Un éclair fulgurant, tétanisant chaque parcelle de son corps en éveil, vint clôturer la fin de toutes ses attentes Elle gémit de plaisir Elle cria son bonheur de se retrouver enfin femme, au moment où Jean-Yves perdait pied, collé contre son ventre. Ils restèrent longtemps soudés l'un à l'autre, échangeant leurs richesses complémentaires.
Le vol d'un noir corbeau chargé de toutes les malédictions et d'un karma n'ayant plus de raison d'être, sembla s'échapper de la maison du Tertre, dans des battements d'ailes de misère. La mouette fidèle, ayant pris l'habitude de veiller sur le déroulement chaotique de la vie du couple, repris sa place sur le rebord de la fenêtre, curieuse comme une pie, ne voulant manquer, sous aucun prétexte, la suite des événements.
- Si tu savais combien je t'aime !
L'un ou l'autre aurait pu formuler ces mots qui clôturaient si bien le premier échange charnel de leur passion.
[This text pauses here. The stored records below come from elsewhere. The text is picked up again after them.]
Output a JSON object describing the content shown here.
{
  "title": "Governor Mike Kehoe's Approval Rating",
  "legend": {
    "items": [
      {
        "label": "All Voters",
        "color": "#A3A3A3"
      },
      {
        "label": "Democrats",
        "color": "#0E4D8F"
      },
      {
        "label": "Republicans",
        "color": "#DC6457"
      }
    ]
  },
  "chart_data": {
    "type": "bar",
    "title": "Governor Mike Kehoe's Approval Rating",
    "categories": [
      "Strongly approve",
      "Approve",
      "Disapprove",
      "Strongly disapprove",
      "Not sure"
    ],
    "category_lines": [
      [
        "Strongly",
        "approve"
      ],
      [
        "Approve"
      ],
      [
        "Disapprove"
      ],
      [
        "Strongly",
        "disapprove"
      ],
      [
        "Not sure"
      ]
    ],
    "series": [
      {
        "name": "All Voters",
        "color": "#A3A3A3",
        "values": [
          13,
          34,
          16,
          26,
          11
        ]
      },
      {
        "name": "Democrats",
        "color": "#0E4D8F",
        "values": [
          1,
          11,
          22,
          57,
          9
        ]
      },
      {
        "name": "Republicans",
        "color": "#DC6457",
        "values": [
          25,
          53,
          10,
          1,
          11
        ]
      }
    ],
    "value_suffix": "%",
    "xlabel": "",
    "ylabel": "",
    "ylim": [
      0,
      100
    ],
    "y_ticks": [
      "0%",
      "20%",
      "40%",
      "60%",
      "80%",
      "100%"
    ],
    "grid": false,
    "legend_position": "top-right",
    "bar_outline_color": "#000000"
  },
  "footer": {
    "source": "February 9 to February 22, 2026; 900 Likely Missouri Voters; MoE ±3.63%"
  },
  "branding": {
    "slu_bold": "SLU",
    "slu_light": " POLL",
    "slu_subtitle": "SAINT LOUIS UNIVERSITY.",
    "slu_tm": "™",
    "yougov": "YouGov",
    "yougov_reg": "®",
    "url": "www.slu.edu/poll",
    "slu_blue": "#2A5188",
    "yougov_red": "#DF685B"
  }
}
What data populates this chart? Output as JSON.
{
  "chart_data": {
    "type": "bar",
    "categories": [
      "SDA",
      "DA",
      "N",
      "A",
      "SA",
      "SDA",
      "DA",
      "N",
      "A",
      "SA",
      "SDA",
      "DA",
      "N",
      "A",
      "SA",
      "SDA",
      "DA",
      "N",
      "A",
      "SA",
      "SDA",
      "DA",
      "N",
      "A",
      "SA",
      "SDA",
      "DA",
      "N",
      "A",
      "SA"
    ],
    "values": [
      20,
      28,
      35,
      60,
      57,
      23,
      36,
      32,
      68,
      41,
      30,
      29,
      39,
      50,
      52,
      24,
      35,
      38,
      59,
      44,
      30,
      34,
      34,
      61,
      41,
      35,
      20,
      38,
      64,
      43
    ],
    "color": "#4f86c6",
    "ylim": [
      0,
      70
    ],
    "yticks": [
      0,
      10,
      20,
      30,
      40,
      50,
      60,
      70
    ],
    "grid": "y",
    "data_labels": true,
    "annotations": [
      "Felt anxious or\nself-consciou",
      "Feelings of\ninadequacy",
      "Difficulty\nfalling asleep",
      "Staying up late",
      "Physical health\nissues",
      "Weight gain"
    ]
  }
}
Ils ne les avaient même pas murmurés : chaque parcelle de leur corps les exprimait à sa façon.
- Je suis si heureuse ! Pardon de t'avoir fait attendre si longtemps ce moment. Mais que vas-tu faire de moi ? Je suis infirme et aveugle. Je n'ai pas le droit de t'imposer une telle charge.
- Je vais continuer à t'aimer. N'est-ce pas suffisant ?
Pour toute réponse, étourdie aussi bien par les jeux de l'amour que sollicitée par trop d'efforts, au sortir d'un sommeil artificiel qui était loin d'être réparateur, elle lui sourit, caressa la main qui tardait à la libérer et ferma les yeux.
La mouette familière se contenta d'exprimer son contentement par un frémissement soyeux de ses ailes, avant de s'envoler pour annoncer la bonne nouvelle à ses consœurs de la grève.
* * *
Marie-Hélène n'avait pas quitté le bourg. Désorientée, elle avait trouvé refuge à l'hôtellerie de la place, en attendant je ne sais quelle invite, afin d'aller porter sa peine un peu plus loin ou se laisser emporter par un amant de passage qui saurait lui faire oublier sa déconvenue.